1. So, one of the first things we look at is growth. We're going to break that down into subcategories:
- What's happening from a population perspective?
- What's happening from a job perspective?
- What's happening from a rent perspective?
Right. So is the city contracting? Is it expanding? Are people moving there? Are people leaving? What's happening with jobs? Are jobs being created? Are we seeing more businesses starting in that city, from a year over year perspective? Or are jobs leaving? Is it a business friendly environment or are companies making an exodus and leaving? Now what's happening from a rent perspective, price per square foot? Is rent going up, or is it going down? And do we understand why? So, these are some key growth metrics we look at. This is all public information you can pull from various sources. You have the Census Bureau to pull information on population. You have the Bureau of Labor Statistics if you want to pull statistics on jobs and what's happening in various local markets.
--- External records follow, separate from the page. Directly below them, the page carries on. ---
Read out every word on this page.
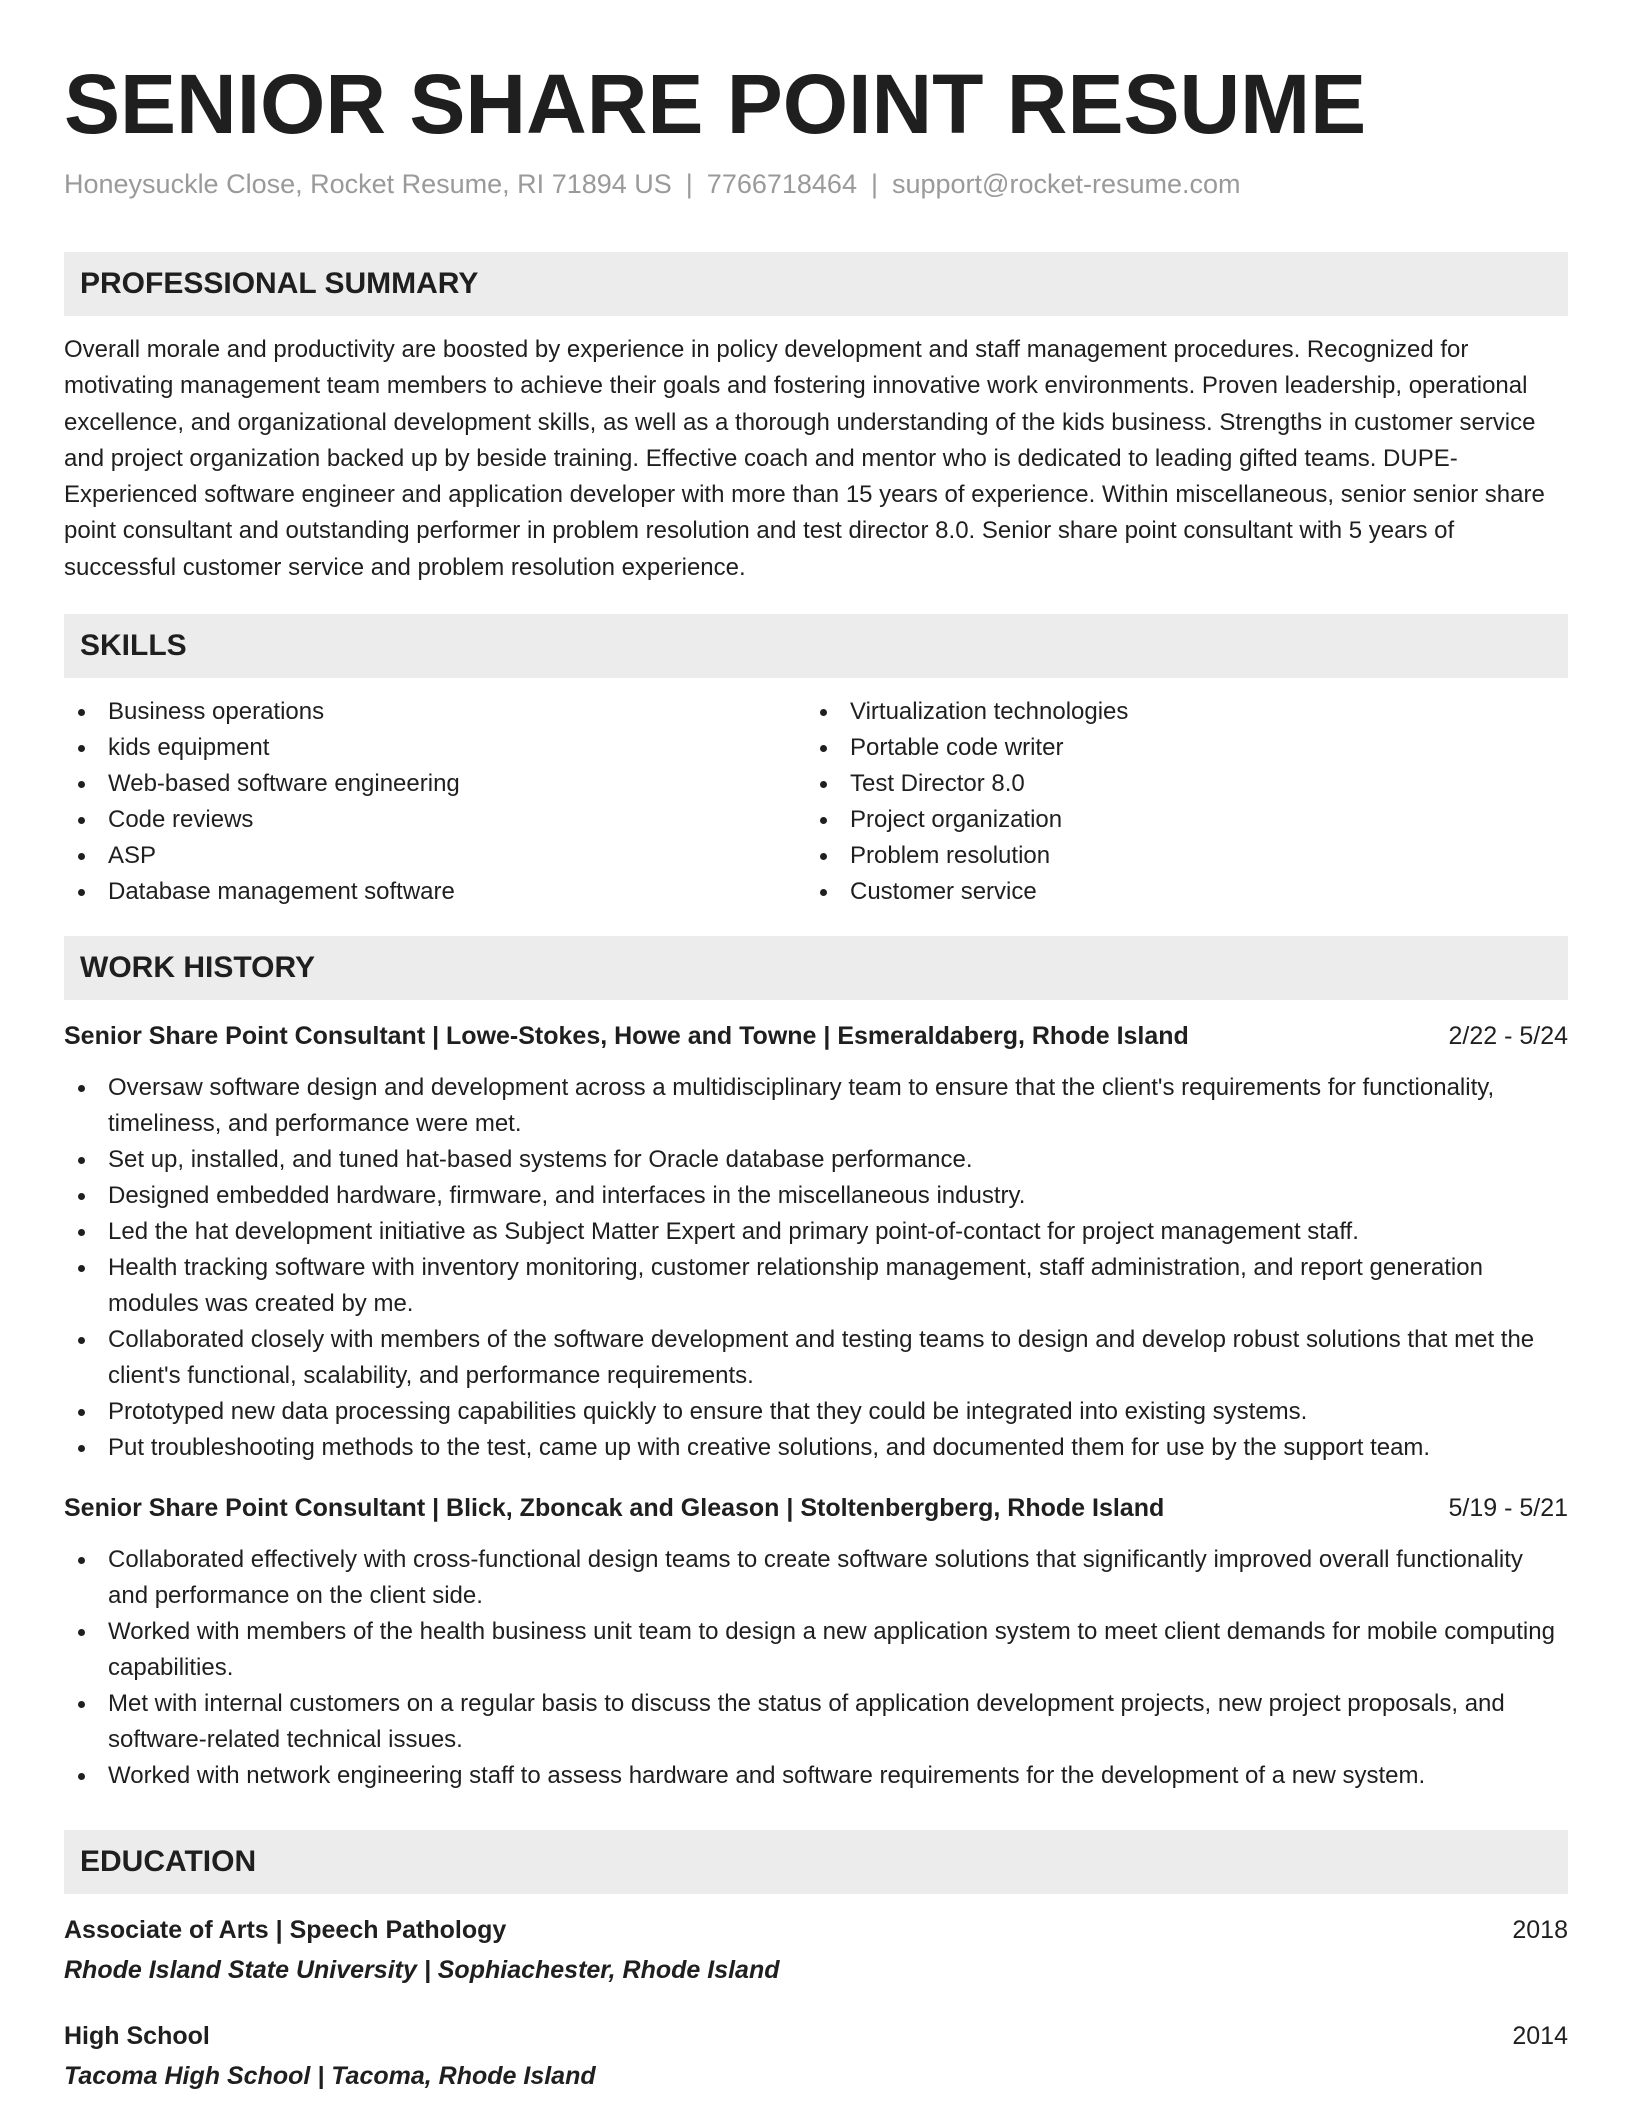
SENIOR SHARE POINT RESUME
Honeysuckle Close, Rocket Resume, RI 71894 US | 7766718464 | support@rocket-resume.com
PROFESSIONAL SUMMARY
Overall morale and productivity are boosted by experience in policy development and staff management procedures. Recognized for motivating management team members to achieve their goals and fostering innovative work environments. Proven leadership, operational excellence, and organizational development skills, as well as a thorough understanding of the kids business. Strengths in customer service and project organization backed up by beside training. Effective coach and mentor who is dedicated to leading gifted teams. DUPE- Experienced software engineer and application developer with more than 15 years of experience. Within miscellaneous, senior senior share point consultant and outstanding performer in problem resolution and test director 8.0. Senior share point consultant with 5 years of successful customer service and problem resolution experience.
SKILLS
Business operations
kids equipment
Web-based software engineering
Code reviews
ASP
Database management software
Virtualization technologies
Portable code writer
Test Director 8.0
Project organization
Problem resolution
Customer service
WORK HISTORY
Senior Share Point Consultant | Lowe-Stokes, Howe and Towne | Esmeraldaberg, Rhode Island	2/22 - 5/24
Oversaw software design and development across a multidisciplinary team to ensure that the client's requirements for functionality, timeliness, and performance were met.
Set up, installed, and tuned hat-based systems for Oracle database performance.
Designed embedded hardware, firmware, and interfaces in the miscellaneous industry.
Led the hat development initiative as Subject Matter Expert and primary point-of-contact for project management staff.
Health tracking software with inventory monitoring, customer relationship management, staff administration, and report generation modules was created by me.
Collaborated closely with members of the software development and testing teams to design and develop robust solutions that met the client's functional, scalability, and performance requirements.
Prototyped new data processing capabilities quickly to ensure that they could be integrated into existing systems.
Put troubleshooting methods to the test, came up with creative solutions, and documented them for use by the support team.
Senior Share Point Consultant | Blick, Zboncak and Gleason | Stoltenbergberg, Rhode Island	5/19 - 5/21
Collaborated effectively with cross-functional design teams to create software solutions that significantly improved overall functionality and performance on the client side.
Worked with members of the health business unit team to design a new application system to meet client demands for mobile computing capabilities.
Met with internal customers on a regular basis to discuss the status of application development projects, new project proposals, and software-related technical issues.
Worked with network engineering staff to assess hardware and software requirements for the development of a new system.
EDUCATION
Associate of Arts | Speech Pathology	2018
Rhode Island State University | Sophiachester, Rhode Island
High School	2014
Tacoma High School | Tacoma, Rhode Island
2. We also look at Cap Rates and Return on Cost when we're looking at the valuation of a performing asset. So, what is the current net operating income that's being thrown off of the property today? This does not take into account net service or capital expenditures. This is just simply understanding the performance of that asset. So, that's taking the Net Operating Income and dividing it by the value of the property. Return on cost is taking into account the capital expenditure improvements and understanding what the future, not just the stabilizing NOI but what the future net operating income is on that property.
3. What's happening from a let's say civic or municipal standpoint? What is the general local sentiment? What is the business climate there? So, are the government and the local community in support of development and if so what type of development? One of the easiest ways to pull in information about what is being developed is by looking at the permits that are being issued.
4.Understanding the key metrics for supply and demand in that particular local market is critical. A big part of this is looking at a particular asset class and saying "Is there a lot of inventory? Is there a surplus or saturation, or is there a shortage? Is the demand strong enough to fill new inventory coming online?
5. Demand Generators are something we look at when we're looking at a city or market that we're looking at investing in. What's happening in that area particularly. Where's the real estate located? What's the location and what's going on around it? What type of real estate is around there? What type of reason, is there retail nearby? Is there office space nearby? What are the various demand generators? What's happening in that local market?
So this is quick back of the napkin approach to what we look at in every deal when assessing if that's a market we want to be serving. This is a little more granular answer to the question, "What's happening in that market and would you invest in it?".